NO WRITER ATTRIBUTED

During the mid-year period there is always much discussion of courses for the second half-year. On every side one hears the old, old question: "Do you know of any 'cinch' courses?" The time, energy, and words that are employed in the search for easy courses amounts yearly to an enormous economic waste. Happily, such quests are more frequently made by members of the lower classes than upper-class men. This is because a year or two's experience usually suffices to show an undergraduate that to take a course merely because some friend has confided to him that it's a "cinch" is not likely to prove in the end the easiest way to a degree.

Perhaps in the "good old days" there were courses that required no work at all, but certainly such a time has passed. It is safe to assert that at present there are practically no courses that are intrinsically "cinches."

On the other hand, nearly every course has its own advocates who stoutly maintain that it requires very little work. In this fact is to be found the truth about "easy" courses. A man will find any course more or less a "cinch" if the subject matter interests him.
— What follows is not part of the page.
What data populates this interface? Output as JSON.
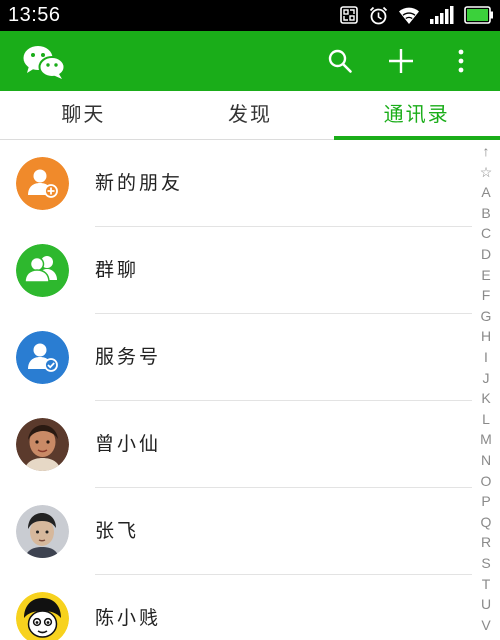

Conversely, a course in which the subject is of no interest will prove difficult no matter how little work is required.

The safe method for a student who wishes to slide through college with the smallest amount of irksome exertion is to decide early in his career towards what branch of learning he naturally inclines (and the rule holds good no matter how feeble such inclinations may be) and then choose the majority of his courses from this field.